Great. Thanks for squeezing me in. It's a long call, so I'll just ask one. Jim, maybe sort of a big picture thematic question in terms of how we should think about book-to-bill being a leading indicator for revenue growth. What I'm getting at is, you know, traditionally, it's a pretty good leading indicator, at least the underlying bookings, and I'm focusing on DSA specifically here. You've also got the backlog sitting there, right? As you answered to an earlier question, I think it was Dave Woolley's question about the 10th month of backlog gives you some buffer.

Can you talk about how that can be used to offset the below one book-to-bill and what that might translate to next 10 months, how easy it is to convert that, just sort of, you know, given the backlog there is there, what level of book-to-bill you think is sufficient to get positive or at least, you know, flat revenue growth?
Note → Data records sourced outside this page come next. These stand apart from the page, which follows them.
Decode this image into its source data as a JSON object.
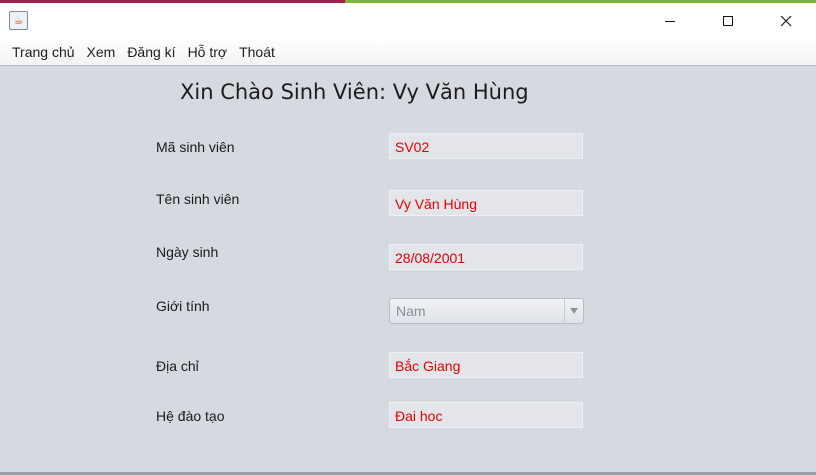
{
  "window": {
    "icon": "java-app-icon",
    "controls": [
      "minimize-icon",
      "maximize-icon",
      "close-icon"
    ]
  },
  "menu": {
    "items": [
      {
        "label": "Trang chủ"
      },
      {
        "label": "Xem"
      },
      {
        "label": "Đăng kí"
      },
      {
        "label": "Hỗ trợ"
      },
      {
        "label": "Thoát"
      }
    ]
  },
  "greeting": "Xin Chào Sinh Viên: Vy Văn Hùng",
  "form": {
    "student_id": {
      "label": "Mã sinh viên",
      "value": "SV02"
    },
    "student_name": {
      "label": "Tên sinh viên",
      "value": "Vy Văn Hùng"
    },
    "birth_date": {
      "label": "Ngày sinh",
      "value": "28/08/2001"
    },
    "gender": {
      "label": "Giới tính",
      "value": "Nam"
    },
    "address": {
      "label": "Địa chỉ",
      "value": "Bắc Giang"
    },
    "education_type": {
      "label": "Hệ đào tạo",
      "value": "Đai hoc"
    }
  },
  "colors": {
    "background": "#d6d9df",
    "field_text": "#e60000",
    "field_background": "#e3e5ea"
  }
}
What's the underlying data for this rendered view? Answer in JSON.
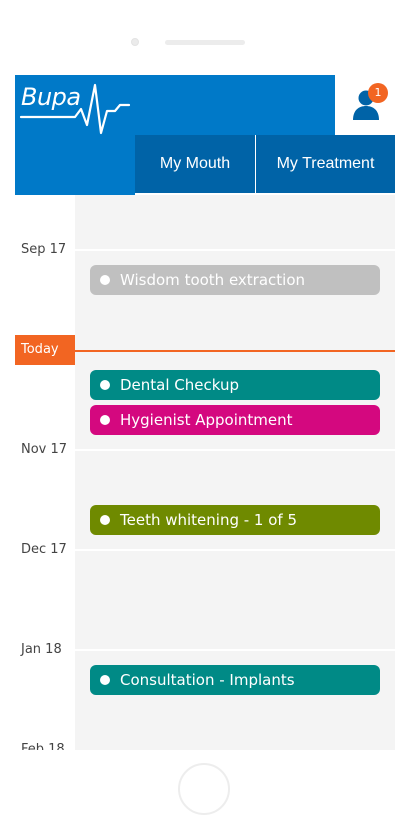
{
  "brand": {
    "logo_text": "Bupa",
    "primary_color": "#0079c8",
    "tab_color": "#0063a7",
    "accent_color": "#f26522"
  },
  "header": {
    "profile_icon": "user-icon",
    "notification_count": "1"
  },
  "tabs": [
    {
      "label": "My Mouth"
    },
    {
      "label": "My Treatment"
    }
  ],
  "timeline": {
    "today_label": "Today",
    "months": [
      {
        "label": "Sep 17"
      },
      {
        "label": "Nov 17"
      },
      {
        "label": "Dec 17"
      },
      {
        "label": "Jan 18"
      },
      {
        "label": "Feb 18"
      }
    ],
    "events": [
      {
        "label": "Wisdom tooth extraction",
        "color": "#c0c0c0"
      },
      {
        "label": "Dental Checkup",
        "color": "#008a86"
      },
      {
        "label": "Hygienist Appointment",
        "color": "#d4087f"
      },
      {
        "label": "Teeth whitening - 1 of 5",
        "color": "#6f8a00"
      },
      {
        "label": "Consultation - Implants",
        "color": "#008a86"
      }
    ]
  }
}
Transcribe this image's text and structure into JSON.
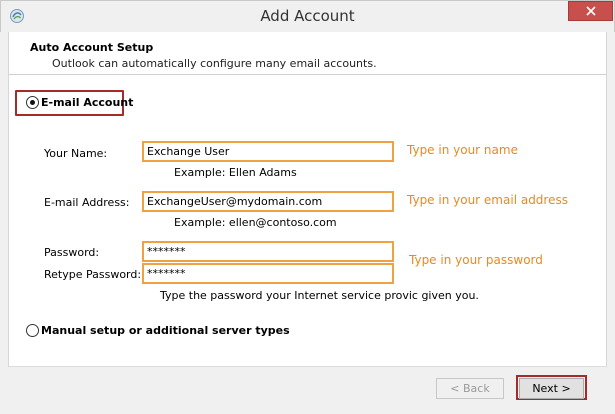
{
  "window": {
    "title": "Add Account"
  },
  "header": {
    "title": "Auto Account Setup",
    "subtitle": "Outlook can automatically configure many email accounts."
  },
  "options": {
    "email_account_label": "E-mail Account",
    "manual_setup_label": "Manual setup or additional server types"
  },
  "form": {
    "name_label": "Your Name:",
    "name_value": "Exchange User",
    "name_example": "Example: Ellen Adams",
    "name_hint": "Type in your name",
    "email_label": "E-mail Address:",
    "email_value": "ExchangeUser@mydomain.com",
    "email_example": "Example: ellen@contoso.com",
    "email_hint": "Type in your email address",
    "password_label": "Password:",
    "password_value": "*******",
    "retype_label": "Retype Password:",
    "retype_value": "*******",
    "password_hint": "Type in your password",
    "password_note": "Type the password your Internet service provic    given you."
  },
  "buttons": {
    "back_label": "< Back",
    "next_label": "Next >"
  },
  "colors": {
    "highlight": "#a32b2b",
    "input_border": "#f0a142",
    "hint_text": "#e68a25",
    "close_button": "#c7504c"
  }
}
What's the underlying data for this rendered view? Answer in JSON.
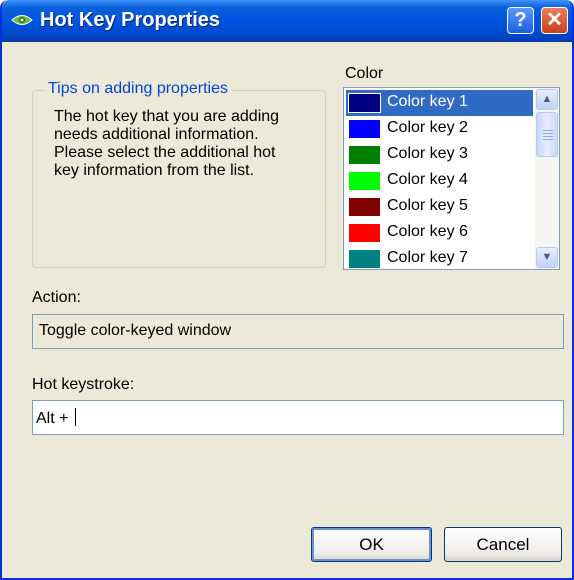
{
  "window": {
    "title": "Hot Key Properties",
    "help_glyph": "?",
    "close_glyph": "✕"
  },
  "tips": {
    "legend": "Tips on adding properties",
    "text": "The hot key that you are adding\nneeds additional information.\nPlease select the additional hot\nkey information from the list."
  },
  "color": {
    "label": "Color",
    "items": [
      {
        "label": "Color key 1",
        "swatch": "#000080",
        "selected": true
      },
      {
        "label": "Color key 2",
        "swatch": "#0000ff"
      },
      {
        "label": "Color key 3",
        "swatch": "#008000"
      },
      {
        "label": "Color key 4",
        "swatch": "#00ff00"
      },
      {
        "label": "Color key 5",
        "swatch": "#800000"
      },
      {
        "label": "Color key 6",
        "swatch": "#ff0000"
      },
      {
        "label": "Color key 7",
        "swatch": "#008080"
      }
    ],
    "scroll_up_glyph": "▲",
    "scroll_down_glyph": "▼"
  },
  "action": {
    "label": "Action:",
    "value": "Toggle color-keyed window"
  },
  "hotkey": {
    "label": "Hot keystroke:",
    "value": "Alt + "
  },
  "buttons": {
    "ok": "OK",
    "cancel": "Cancel"
  }
}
I think first off, we're pleased that the last 18 months have sort of had a steady upward trajectory of net book-to-bill. That's positive. We'd like it above one, yes, but it's really not essential to get there. The backlog, both the duration of the backlog and the nature of the backlog, is important. I would say as a sort of a basic proposition, particularly for non-NHP studies, we can almost plot in a steady backlog for something that's slipped or canceled. Not always, but almost always. It depends on whether the client has a predisposition on a particular geographic locale or not, but it's a bit easier. With appropriate notice, we can do a similar thing with the NHP studies, which tend to be more costly and more complex to set up. It does depend on the mix of the backlog.

The certainty of the backlog, as you may recall from, I don't know, it's probably three years now, the backlog, which we enjoyed for a while, actually elongated too much, and there was less of a certainty from the clients in terms of actually initiating studies. We like where it is now. While some things do cancel or slip, we typically can slot something in. I think that backlog is in a good place for us right now. As we go forward, we had several years where it was kind of six to nine months, so 10 months sort of feels like we're in the ballpark to have a sufficient backlog to be able to seed any potential gaps we have in the portfolio and make sure that we keep our people busy.

As a reminder, the preclinical space turnaround time is much shorter than clinical, right? Our cycle is more like six to nine months. I think that also plays into how you rebuild that backlog. As you start to look ahead or 10 months ahead, there's plenty of time to increase the bookings in that period as well.

Thank you. I think that's all the questions that we have. Thanks for joining us this morning, and we look forward to seeing you at an upcoming investor conference in September. This concludes the call.